Commercial surrogacy is prohibited across Australia except in the Northern Territory. The penalties for engaging someone to act as a surrogate for more than the cost of their medical expenses range from a maximum three year jail term in Queensland to a $13,000.00 fine in Tasmania[3]. Despite these barriers to treatment a recent survey of Australians who have either completed a surrogacy arrangement or intend to enter into one found that more than 50% have considered an international commercial arrangement.[4] It is clear that the current laws prohibiting compensated surrogacy do not deter those seeking surrogacy arrangements abroad.

Also at issue in the Gammy case is whether child protection checks should be introduced for intended parents. In Victoria, there is a presumption against treatment for a person charged with a sexual offence, a violent offence or, if a child protection order has been made, removing a child from custody[5]. In the remaining States no such checks exist.

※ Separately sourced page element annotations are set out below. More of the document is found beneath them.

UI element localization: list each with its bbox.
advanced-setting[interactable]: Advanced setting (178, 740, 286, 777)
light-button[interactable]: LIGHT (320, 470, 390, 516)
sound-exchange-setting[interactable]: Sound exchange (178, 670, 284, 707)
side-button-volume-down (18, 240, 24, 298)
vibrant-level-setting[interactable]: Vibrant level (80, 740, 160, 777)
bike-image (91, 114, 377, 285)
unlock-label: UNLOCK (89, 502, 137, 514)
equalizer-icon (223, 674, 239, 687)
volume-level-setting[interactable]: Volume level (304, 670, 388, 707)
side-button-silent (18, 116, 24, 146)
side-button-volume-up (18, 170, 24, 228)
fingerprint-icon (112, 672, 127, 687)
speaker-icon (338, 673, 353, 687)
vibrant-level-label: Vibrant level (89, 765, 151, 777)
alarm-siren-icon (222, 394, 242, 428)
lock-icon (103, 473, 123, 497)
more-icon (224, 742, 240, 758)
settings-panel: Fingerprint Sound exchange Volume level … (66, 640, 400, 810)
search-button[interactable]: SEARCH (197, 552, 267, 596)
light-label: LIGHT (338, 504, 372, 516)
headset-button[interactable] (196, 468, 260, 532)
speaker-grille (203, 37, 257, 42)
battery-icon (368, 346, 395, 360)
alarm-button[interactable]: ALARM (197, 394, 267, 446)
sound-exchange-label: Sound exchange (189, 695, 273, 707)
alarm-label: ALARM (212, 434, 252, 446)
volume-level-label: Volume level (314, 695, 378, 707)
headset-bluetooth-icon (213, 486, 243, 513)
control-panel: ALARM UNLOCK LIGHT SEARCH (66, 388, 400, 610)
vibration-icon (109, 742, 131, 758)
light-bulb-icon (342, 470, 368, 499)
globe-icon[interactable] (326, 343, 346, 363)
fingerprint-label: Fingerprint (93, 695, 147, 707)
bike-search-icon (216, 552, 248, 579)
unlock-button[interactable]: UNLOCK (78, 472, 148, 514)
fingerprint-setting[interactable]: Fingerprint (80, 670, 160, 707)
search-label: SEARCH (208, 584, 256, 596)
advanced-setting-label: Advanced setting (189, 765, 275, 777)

Australians wishing to go abroad for commercial surrogacy should obtain legal advice and remain aware the international environment can change at any moment, leaving intended parents, surrogates and the resulting children in legal limbo.

 

Loretta Houlahan

29 August 2014

FOR A PRINTABLE VERSION OF THIS ARTICLE CLICK HERE FOR THE PDF VERSION.

[1] ‘Family judge warns pedophiles exploiting surrogacy laws’ The Australian (online) 23 August 2014 http://www.theaustralian.com.au/national-affairs/family-judge-warns-pedophiles-exploiting-surrogacy-laws/story-fn59niix-1227033721488, accessed 29/8/14.

[2] Natasha Bita, ‘Judge issues pedophile surrogacy warning’, The Weekend Australian 23-24 August 2014

[3] Ibid.

[4] Everingham S, Stafford-Bell M, Hammarberg K, ‘Australians’ use of surrogacy’(2014) Medical Journal of Australia 201(5) 1.

[5] Assisted Reproductive Treatment Act 2008 (Vic), s14.